The current electrical distribution is simply ridiculous - over 75% of my electrical bill is associated with the cost of getting electricity to my house, not the actual cost of generating the electricity. Wires, lines, substations, etc., all cost money, and cost more than the substance they are transporting. To solve California's electrical woes, a bunch of Natural Gas fired power plants have sprung up in the Arizona desert near the California border. Natural gas is imported from Texas as well as California, transported to Arizona, where it is burned, converted to Electricity, and transported back into California, and can still be sold for a profit. There's just something wrong there.

If our president wanted to leave a lasting legacy (well, ok, how about a Positive lasting legacy), I would love to see him shed his Big Oil background. JFK galvanized the nation to put a man on the moon by giving us a clear, understandable goal, a BIG goal, and by pouring money into the goal. Bush could do the same with Energy - by declaring a goal of making the Middle East irrelevant, by declaring a goal of making the US (and by extension, the world) independent of reliance on fossil fuel deposits, by declaring a goal of cleaning up our air, and by declaring a goal of enabling individuals as well as the nation to be energy independent.

Decide on a form of energy. Hydrogen is great, but difficult to store (I shiver at all those proposals to have vehicles with super-pressurized hydrogen tanks on board). So, store it in a form that we already know how to handle - liquid. Specifically, as Methanol (or Ethanol). We already have a nationwide distribution network for the volatile, hazardous, poisonous liquid called "gasoline", so shipping, storing, pumping methanol into vehicles is a well-understood, SOLVED problem.

Let the market decide how Methanol powered vehicles are gonna be driven - fuel cell, internal comustion, whatever you've got. A fuel cell powered by Methanol is a bit more complex than one powered by pure Hydrogen, but the technology is well understood. For example, NEC and Toshiba are using Methanol for their tiny fuel cells.

Fund the technologies necessary to let me, as a homeowner, generate my own methanol. Solar cells running an electrolytic cell that splits H20 and combines it with a source of Carbon (CO2 is about 0.035% of atmospheric gases, so you might not be able to extract CO2 from the air. Perhaps from my compost heap?) and drips the result into a home storage tank. I can fill my car, run my furnace, run a fuel cell or generator for house electricity. I can be energy-independent, and there is one less vital national infrastructure whose protection requires stripping more rights from the populace.

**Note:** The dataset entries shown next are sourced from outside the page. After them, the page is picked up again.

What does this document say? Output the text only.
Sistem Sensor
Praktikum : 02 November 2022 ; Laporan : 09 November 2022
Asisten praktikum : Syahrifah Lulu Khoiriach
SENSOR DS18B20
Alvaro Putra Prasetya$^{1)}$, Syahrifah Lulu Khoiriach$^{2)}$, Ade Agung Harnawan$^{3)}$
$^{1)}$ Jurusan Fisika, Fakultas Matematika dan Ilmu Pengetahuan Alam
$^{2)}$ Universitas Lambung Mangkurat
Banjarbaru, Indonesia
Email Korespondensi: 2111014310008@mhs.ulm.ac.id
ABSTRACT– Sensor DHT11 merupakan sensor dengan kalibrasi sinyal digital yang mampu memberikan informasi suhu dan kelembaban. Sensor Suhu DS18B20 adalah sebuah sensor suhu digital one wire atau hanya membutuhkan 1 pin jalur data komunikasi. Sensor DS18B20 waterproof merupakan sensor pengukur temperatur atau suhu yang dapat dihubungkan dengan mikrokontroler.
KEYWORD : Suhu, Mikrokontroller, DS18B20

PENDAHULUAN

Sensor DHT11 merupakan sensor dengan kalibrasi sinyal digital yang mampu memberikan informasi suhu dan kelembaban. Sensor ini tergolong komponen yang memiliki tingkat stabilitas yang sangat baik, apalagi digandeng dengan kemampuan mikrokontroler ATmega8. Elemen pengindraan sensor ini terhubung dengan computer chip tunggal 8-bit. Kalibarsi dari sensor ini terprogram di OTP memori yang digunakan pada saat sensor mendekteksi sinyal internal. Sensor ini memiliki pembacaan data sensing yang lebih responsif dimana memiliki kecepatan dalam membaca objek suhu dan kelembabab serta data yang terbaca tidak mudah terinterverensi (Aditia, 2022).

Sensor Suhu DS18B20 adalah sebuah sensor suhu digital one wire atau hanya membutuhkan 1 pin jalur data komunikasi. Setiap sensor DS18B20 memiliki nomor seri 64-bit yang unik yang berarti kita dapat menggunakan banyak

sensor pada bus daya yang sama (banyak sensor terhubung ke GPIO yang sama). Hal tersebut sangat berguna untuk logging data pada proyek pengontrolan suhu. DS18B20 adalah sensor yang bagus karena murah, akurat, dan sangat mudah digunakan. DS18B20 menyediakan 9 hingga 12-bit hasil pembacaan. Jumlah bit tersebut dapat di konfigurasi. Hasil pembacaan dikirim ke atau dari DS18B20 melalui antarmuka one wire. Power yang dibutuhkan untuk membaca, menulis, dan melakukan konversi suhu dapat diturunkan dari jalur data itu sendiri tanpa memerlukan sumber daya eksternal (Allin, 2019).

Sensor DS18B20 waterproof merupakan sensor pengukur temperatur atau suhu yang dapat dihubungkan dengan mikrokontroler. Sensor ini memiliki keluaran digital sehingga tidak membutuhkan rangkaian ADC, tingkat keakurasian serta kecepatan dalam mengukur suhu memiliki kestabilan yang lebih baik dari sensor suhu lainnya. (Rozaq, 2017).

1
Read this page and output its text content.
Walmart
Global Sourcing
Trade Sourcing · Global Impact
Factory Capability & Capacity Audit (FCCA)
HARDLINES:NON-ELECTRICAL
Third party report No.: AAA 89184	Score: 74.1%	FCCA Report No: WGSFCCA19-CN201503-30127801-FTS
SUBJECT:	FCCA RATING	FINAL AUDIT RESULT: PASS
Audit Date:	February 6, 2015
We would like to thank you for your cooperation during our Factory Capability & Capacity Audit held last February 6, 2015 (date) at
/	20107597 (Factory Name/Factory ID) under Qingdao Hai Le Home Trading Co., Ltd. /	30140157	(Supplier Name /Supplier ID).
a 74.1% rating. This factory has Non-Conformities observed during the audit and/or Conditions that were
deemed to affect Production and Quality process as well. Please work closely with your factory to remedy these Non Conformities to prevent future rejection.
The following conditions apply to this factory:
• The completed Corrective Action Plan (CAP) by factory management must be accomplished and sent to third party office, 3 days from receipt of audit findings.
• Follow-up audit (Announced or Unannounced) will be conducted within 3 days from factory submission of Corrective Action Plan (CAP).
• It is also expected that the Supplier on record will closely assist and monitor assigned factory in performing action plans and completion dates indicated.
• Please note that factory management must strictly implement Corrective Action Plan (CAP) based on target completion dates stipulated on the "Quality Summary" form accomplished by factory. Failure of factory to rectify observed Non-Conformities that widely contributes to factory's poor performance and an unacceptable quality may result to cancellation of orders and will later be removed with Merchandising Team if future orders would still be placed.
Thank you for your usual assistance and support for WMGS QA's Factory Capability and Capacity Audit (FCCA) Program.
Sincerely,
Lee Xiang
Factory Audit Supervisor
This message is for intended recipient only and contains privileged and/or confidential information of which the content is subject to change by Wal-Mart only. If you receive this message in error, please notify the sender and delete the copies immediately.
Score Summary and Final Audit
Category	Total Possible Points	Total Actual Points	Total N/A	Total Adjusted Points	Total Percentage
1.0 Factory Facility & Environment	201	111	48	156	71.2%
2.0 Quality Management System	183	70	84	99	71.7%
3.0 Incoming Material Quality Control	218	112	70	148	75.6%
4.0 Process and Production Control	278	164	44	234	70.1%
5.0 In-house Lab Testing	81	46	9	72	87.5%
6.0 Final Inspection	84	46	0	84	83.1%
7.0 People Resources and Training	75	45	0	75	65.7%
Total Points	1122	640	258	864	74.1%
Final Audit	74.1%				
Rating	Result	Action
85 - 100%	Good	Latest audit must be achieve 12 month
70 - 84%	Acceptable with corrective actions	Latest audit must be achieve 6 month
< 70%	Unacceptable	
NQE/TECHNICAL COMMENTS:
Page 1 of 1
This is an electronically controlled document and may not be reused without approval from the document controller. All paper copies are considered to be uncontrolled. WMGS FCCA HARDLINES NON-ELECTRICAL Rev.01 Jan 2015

This won't work in all areas of the county; those of you in the not-so-sunny northwest might be out of luck. The advantage of this, however, is that your lives don't change much - rather than filling up at home like I might be able to do, you would fill up with Methanol at the local gas station. The electrical grid would still be intact, but now there would be a strong market incentive to keep prices down (prices go up, people buy fuel cells/generators to run their homes), an incentive that simply doesn't exist at the moment.

I think the argument is compelling that, at least for the far future, solar power with an intermediate storage step (batteries, chemical storage, mechanical storage (e.g. pumping water uphill)) is probably the least environmentally damaging power source. Centralized political power-blocks (for example, energy companies) may force a different path - for example, nuclear power generation - because it keeps them in business.

JMHO.

/frank


Webthug's idea about pumping water uphill to be let out for use in hydroelectric generators is interesting; I just wonder about its efficiency. I suppose a scientist with a good computer and some accurate data concerning pumping of water, and hydroelectric dam and windmill efficiency could figure this out better.:)

The hydrogen cars - from what I've learned, they should be SAFER than gasoline cars. The hydrogen fuel tanks can withstand impacts and fires better than gasoline tanks. I think what I saw said that the hydrogen tanks could survive an impact, and then a stay in a 2000 degree fire without bursting; a gasoline tank probably wouldn't make it through the impact, much less the fire.


I do dislike it as much as many others here though when businesses will not realize that they need to either step aside, or else evolve, to suit the good of the country, and possibly the world. We're consuming the planet, turning raw resources into unusable products, or even dangerous ones. It can not continue indefinitely. We get sunlight every day, which fuels winds, and can also provide us with geothermal energy. There's gravity that's not going away anytime soon, not only from Earth, but also from the Moon (tides). There's just not enough money being put into research for these though - too much goes to the politicians' pockets, and into advertising campaigns, and into new methods of getting more fossil fuels faster, out of the planet.
Ok, I'll stop now, before my writing/ranting gets out of my control.:)
 

ITJunkie

Platinum Member
Apr 17, 2003
2,512
0
76
www.techange.com
Originally posted by: FrankSchwab
As others have noted, the problem is not generation, it's storage.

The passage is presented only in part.